Il a immédiatement été transféré à la prison de Silivri, près d’Istanbul, où sont déjà emprisonnés plus de 250 officiers, journalistes, universitaires ainsi que des membres de la pègre, accusés d’avoir conspiré, à partir de 2003, contre le Parti de la justice et du développement (AKP, issu de la mouvance islamiste) qui dirige le pays depuis 10 ans.


M. Basbug

L’Union européenne a vu dans cette inculpation « une opportunité » pour la Turquie de « renforcer la suprématie de l’Etat de droit », selon Peter Stano, le porte-parole du commissaire à l’Elargissement, Stefan Füle.

Mais les Etats-Unis, alliés stratégiques d’Ankara au sein de l’Otan, ont mis un bémol et demandé que le général bénéficie d’une procédure judiciaire « transparente ».

« Nous avons appelé le gouvernement turc à s’assurer que les enquêtes dans ce type d’affaires soient menées de manière transparente et que toutes les personnes accusées puissent jouir de procédures conformes aux normes internationales », a déclaré la porte-parole du département d’Etat, Victoria Nuland.

L’armée perd son influence

En Turquie, l’arrestation d’un général aussi gradé était inimaginable il y a quelques années. Les généraux longtemps intouchables ont vu leur influence réduite au fur et à mesure qu’Ankara procédait à des réformes pour renforcer le pouvoir civil et prétendre entrer dans l’UE.

L’armée turque, la deuxième de l’Otan en effectifs, a longtemps été perçue comme une garantie pour la Constitution laïque du pays. Elle a mené trois coups d’Etat entre 1960 et 1980 et a fait démissionner un gouvernement en 1997.

Pour les commentateurs, cette mise en détention entérine certes la perte d’influence politique de l’armée. Mais ils dénoncent un acharnement contre les comploteurs présumés et se demandent s’il n’y a pas excès de zèle de l’appareil judiciaire sous l’emprise d’un gouvernement de plus en plus autoritaire.

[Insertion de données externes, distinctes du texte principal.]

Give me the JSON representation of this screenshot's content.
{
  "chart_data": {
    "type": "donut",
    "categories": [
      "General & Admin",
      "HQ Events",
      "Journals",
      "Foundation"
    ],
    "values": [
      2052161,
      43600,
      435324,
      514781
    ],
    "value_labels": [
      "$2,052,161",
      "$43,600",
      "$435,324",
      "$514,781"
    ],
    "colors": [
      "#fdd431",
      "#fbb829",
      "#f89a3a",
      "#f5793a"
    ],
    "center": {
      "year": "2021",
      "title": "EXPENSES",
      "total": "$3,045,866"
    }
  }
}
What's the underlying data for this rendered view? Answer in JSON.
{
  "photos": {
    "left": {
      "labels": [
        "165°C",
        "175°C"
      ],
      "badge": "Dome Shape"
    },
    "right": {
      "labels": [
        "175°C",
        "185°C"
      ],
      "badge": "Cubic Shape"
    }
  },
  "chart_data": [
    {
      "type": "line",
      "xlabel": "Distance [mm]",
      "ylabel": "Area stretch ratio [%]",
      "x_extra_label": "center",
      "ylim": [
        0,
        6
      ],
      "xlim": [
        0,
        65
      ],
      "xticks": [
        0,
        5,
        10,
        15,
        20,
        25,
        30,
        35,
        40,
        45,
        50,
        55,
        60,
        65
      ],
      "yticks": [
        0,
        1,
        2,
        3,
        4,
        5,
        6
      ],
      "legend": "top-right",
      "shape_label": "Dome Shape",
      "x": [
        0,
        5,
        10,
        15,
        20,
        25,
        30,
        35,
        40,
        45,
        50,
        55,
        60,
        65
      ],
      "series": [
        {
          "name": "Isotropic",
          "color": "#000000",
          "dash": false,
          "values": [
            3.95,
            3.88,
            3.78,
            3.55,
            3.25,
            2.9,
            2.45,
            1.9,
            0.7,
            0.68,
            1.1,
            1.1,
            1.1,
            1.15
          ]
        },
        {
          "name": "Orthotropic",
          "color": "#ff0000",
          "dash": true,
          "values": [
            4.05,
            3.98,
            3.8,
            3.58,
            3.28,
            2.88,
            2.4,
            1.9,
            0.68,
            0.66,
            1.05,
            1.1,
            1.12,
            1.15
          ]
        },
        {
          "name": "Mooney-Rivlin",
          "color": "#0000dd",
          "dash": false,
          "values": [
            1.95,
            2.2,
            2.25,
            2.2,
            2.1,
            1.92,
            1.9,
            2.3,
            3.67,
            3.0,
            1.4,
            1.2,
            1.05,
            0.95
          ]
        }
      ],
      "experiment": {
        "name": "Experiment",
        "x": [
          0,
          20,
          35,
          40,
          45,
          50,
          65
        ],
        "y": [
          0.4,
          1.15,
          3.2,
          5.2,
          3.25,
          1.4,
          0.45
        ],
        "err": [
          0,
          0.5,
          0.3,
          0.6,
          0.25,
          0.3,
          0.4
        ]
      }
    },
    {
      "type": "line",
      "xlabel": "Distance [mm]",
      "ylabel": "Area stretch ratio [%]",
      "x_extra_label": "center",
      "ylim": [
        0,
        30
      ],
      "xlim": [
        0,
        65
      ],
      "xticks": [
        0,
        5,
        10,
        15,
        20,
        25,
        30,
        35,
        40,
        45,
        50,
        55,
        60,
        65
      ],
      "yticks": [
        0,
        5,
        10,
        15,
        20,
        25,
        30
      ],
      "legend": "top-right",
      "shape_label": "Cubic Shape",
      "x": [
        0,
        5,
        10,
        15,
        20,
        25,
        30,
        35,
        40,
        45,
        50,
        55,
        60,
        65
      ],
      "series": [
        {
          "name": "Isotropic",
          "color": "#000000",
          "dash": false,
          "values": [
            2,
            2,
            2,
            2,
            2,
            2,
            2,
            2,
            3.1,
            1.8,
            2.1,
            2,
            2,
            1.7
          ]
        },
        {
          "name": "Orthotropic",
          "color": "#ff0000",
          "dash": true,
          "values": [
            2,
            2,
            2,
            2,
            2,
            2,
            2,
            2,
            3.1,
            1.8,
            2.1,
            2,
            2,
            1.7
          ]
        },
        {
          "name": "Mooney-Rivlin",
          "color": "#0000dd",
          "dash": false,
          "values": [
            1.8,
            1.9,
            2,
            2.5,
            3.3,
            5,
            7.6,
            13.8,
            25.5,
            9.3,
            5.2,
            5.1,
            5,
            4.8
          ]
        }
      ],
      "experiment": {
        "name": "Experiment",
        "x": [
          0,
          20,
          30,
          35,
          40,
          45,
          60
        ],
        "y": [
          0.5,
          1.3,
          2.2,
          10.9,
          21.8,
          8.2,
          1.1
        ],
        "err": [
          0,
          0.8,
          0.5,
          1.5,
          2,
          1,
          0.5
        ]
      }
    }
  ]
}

« Evidemment, s’il y a crime, il y a sanction judiciaire. Mais penser qu’une telle personnalité puisse prendre la fuite et l’envoyer ainsi en prison, c’est bafouer la présomption d’innocence », estime Ruhat Mengi dans le journal Vatan.

Et l’éditorialiste enfonce le clou: pour elle, emprisonner un suspect qui a occupé une fonction publique importante relève d’une interprétation mal intentionnée de la loi, qui ne prévoit une mise en détention que si le suspect risque de s’échapper.

Principes bafoués

Le principe est la liberté, la garde à vue l’exception, dit-elle.

Mais l’exception est devenue la règle, dénoncent les experts.

« Je n’ai aucune sympathie pour ces généraux ni pour M. Basbug mais pourquoi l’envoyer comme cela en prison comme un criminel de droit commun ? », s’interroge Aydin Engin, journaliste et écrivain qui s’est exilé longtemps en Allemagne après le putsch de 1980.

« Ces mises en détention sont tout à fait critiquables et injustifiées, car tout le monde sait que ces suspects ne vont pas s’échapper », estime Sinan Ulgen, du Centre d’études économiques et de politique étrangère.